New mural connecting Indigenous knowledges and The Centre for the Advancement of Teaching and Learning
'Hoops for now' featured at the Centre for the Advancement of Teaching and Learning at 65 Dafoe Road
As part of an initiative to create connections between faculty and Indigenous knowledges, the Center for the Advancement of Teaching and Learning unveiled their commissioned art mural created by two talented Indigenous students. Both artists were mentored by Sebastin Aubin, Indigenous Designer in Residence and brought together to create the art mural located at the front entrance to The Centre.
The mural title ‘Hoops for now’ brings forward the ideas of unlearning and relearning Indigenous student experience at the University of Manitoba’s Fort Garry campus.
Desiring to tell a story with lines
“The concept for the mural came from our own ideas of what learning can be like on campus when we tie in Indigenous ideas and knowledge, such as using storytelling as teaching, and how that method is utilized in indigenous cultures,” explained Annie Beach, artist and third year Bachelor of Arts student with the School of Art.
“I was looking for something on campus that represented a learning and unlearning, which I personally tied to indigenization of institutions,” said Katherine Boyer, artist and Graduate student with the School of Art. “I was watching green spaces, and the Duckworth quad in the center of campus specifically, for the desire lines that form from people walking through that space.”

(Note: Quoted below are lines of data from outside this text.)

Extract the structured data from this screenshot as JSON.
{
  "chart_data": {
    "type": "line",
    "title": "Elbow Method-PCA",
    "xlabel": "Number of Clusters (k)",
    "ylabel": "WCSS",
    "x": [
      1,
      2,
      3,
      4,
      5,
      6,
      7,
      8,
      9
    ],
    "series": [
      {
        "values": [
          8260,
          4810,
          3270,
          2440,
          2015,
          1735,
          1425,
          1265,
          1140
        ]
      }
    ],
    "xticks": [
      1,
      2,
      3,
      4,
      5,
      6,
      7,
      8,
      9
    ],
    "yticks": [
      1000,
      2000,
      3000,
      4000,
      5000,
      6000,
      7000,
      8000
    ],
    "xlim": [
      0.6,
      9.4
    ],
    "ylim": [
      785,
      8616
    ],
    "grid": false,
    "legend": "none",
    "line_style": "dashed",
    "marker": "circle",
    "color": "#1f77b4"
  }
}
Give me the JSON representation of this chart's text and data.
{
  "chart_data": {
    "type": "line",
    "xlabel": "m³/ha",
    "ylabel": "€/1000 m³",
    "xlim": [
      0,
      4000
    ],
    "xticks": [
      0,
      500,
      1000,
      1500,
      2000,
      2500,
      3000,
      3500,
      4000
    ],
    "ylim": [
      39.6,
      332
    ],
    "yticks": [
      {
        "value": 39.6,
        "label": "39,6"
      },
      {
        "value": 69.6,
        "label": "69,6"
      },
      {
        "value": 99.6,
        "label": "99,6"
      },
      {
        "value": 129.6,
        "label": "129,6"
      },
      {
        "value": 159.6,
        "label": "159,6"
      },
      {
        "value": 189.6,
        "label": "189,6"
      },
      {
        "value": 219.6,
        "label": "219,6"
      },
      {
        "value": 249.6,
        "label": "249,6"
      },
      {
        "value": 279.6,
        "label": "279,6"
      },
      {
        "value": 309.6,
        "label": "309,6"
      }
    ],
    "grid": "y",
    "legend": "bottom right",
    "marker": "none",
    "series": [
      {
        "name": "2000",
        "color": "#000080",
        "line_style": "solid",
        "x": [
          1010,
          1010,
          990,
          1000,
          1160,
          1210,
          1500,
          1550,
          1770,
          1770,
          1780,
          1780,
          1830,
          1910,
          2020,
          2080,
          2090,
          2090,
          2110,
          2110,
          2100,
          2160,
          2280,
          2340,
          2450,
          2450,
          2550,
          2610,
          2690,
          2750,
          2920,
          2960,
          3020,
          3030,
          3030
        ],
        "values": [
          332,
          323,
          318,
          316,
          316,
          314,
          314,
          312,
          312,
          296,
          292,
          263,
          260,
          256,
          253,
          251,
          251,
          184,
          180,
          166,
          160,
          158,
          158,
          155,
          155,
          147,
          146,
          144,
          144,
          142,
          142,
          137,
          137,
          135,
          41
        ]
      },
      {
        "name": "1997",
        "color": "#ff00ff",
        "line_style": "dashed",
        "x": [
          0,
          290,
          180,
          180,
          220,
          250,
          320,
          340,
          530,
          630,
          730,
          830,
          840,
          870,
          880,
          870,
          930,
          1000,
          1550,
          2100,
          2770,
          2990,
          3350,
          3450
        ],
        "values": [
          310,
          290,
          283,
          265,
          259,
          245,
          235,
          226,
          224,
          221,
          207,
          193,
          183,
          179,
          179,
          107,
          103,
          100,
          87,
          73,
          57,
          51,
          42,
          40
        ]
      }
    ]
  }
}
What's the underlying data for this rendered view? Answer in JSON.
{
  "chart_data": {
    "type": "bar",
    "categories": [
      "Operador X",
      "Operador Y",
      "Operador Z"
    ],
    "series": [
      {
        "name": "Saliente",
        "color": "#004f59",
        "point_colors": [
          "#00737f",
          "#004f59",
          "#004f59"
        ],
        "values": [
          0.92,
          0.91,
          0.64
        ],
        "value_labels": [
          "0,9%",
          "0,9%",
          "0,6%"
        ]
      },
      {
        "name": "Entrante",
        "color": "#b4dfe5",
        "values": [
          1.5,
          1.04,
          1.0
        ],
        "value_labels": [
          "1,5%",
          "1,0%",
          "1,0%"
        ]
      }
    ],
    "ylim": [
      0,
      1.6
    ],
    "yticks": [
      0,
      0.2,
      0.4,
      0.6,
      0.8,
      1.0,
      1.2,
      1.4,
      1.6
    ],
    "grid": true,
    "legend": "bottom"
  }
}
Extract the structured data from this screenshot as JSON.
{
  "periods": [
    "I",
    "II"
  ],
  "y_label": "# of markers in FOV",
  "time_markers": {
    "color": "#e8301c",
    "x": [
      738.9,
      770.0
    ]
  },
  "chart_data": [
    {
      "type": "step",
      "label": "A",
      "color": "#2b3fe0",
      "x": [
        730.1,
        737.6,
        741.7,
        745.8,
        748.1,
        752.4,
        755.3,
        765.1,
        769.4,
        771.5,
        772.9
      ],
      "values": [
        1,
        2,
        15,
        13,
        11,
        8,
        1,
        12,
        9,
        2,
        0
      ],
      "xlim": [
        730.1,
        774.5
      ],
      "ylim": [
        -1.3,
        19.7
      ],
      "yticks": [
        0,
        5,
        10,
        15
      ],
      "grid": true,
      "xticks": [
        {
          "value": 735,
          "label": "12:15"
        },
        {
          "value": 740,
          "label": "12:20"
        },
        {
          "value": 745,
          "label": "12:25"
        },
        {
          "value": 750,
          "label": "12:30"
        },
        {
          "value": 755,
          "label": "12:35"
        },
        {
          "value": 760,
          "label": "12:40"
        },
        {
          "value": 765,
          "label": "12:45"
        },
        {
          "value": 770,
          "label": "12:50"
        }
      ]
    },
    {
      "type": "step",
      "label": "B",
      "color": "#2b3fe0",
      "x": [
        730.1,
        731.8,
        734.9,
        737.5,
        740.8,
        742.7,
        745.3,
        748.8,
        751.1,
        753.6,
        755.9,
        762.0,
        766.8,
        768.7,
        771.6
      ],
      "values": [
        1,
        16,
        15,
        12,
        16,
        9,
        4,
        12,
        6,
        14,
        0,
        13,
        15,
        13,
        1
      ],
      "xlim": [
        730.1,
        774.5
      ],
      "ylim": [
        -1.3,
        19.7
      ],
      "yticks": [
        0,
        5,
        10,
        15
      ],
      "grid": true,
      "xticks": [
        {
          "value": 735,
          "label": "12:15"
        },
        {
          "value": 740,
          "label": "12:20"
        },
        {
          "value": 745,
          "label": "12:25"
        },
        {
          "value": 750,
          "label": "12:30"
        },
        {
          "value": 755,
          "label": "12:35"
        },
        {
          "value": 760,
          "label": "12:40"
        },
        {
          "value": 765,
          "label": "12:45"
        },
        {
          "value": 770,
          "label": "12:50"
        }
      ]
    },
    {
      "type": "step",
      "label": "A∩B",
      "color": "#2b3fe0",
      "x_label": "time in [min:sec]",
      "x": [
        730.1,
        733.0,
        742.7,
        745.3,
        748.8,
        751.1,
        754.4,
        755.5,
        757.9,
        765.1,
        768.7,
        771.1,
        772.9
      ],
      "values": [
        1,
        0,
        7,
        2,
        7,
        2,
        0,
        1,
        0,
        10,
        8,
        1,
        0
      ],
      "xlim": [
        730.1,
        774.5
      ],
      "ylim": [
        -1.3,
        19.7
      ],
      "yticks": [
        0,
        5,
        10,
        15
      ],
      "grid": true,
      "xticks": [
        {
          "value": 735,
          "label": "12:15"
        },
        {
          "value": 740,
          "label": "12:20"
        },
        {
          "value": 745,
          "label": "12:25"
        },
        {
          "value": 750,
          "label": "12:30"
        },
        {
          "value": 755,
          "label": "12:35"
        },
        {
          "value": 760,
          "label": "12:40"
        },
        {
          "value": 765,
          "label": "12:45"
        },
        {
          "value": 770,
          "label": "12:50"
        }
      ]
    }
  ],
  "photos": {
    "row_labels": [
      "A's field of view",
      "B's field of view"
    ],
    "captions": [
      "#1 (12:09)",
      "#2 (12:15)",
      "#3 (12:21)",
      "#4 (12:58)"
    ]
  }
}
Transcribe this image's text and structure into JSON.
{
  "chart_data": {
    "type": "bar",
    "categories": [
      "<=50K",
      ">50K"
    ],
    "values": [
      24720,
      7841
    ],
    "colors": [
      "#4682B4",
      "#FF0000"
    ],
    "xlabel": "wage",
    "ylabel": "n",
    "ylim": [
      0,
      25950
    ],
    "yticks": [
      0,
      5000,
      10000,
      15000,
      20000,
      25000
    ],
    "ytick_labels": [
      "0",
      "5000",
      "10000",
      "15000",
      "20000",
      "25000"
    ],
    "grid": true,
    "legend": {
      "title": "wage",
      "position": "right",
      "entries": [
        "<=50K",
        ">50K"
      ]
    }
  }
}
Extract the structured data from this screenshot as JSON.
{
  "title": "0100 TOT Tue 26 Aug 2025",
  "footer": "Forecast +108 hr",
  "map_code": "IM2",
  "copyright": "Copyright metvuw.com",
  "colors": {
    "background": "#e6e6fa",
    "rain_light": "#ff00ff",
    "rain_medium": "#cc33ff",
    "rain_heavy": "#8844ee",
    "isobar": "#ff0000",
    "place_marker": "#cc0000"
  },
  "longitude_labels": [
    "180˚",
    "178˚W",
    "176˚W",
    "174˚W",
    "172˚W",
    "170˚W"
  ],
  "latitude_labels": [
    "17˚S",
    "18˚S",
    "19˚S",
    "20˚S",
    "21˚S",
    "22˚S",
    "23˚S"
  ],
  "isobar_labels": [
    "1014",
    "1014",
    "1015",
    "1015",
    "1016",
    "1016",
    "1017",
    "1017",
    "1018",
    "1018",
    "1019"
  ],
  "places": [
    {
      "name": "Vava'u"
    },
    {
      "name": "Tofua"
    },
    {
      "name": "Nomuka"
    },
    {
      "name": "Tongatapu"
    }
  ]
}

Desire lines are created by people walking a path that was not prescribed by an architect, a concrete sidewalk, or anything that has already being pre-established.
“I really saw desire lines as being a good metaphor for both student-led initiatives and individual lead initiatives,” said Boyer.
“We came up with integrating the ideas that, everyone has a story to tell and their experiences here on campus tell that story with the lines that you see,” said Beach.
Bringing worlds together
“I think one of the main goals of Sebastian’s residency was to connect people across campus,” said Boyer. “I think his intention was to bring all these different forces together and Sebastian was a really good communicator between all these forces.”
In bringing together those forces, Sebastian also introduced both Beach and Boyer to each other, as neither artist had worked with the other before the mural project at The Centre.
“I think this worked well with each of us having our individual components and overlaying that,” said Beach. “But I think having that common theme started us off; it very naturally connected both our ideas.”
“Annie’s component is really good at bringing attention to the negative space, so the actual segments of color are the negative spaces in the hoops,” said Boyer. “I think we really played well with each other back and forth, because the Duckworth quad is kind of the negative space of the pre-established path. The actual desire lines that are created by people walking through there play with that space. That’s where both of our worlds came together”
Hoops for now’… another vision for tomorrow
“The mural is design in a way that’s not overdone,” said Beach. “That it’s temporary, then in the future, if they should continue this project then a couple of new students can represent their own vision.”
“I think that the nature of Indigenization will be changing as it moves forward, so I think that the mural’s temporary nature lends itself to that,” said Boyer. “To represent these ideas in public forums is something that we have intrinsically signed up for by just being artists. It is what we are both graduating to do. As a fundamental principle of being an artist, that’s exactly what we should be doing. The ability to implement it on such a scale is important. And is exactly how institutions should approach artists and Indigenous people.”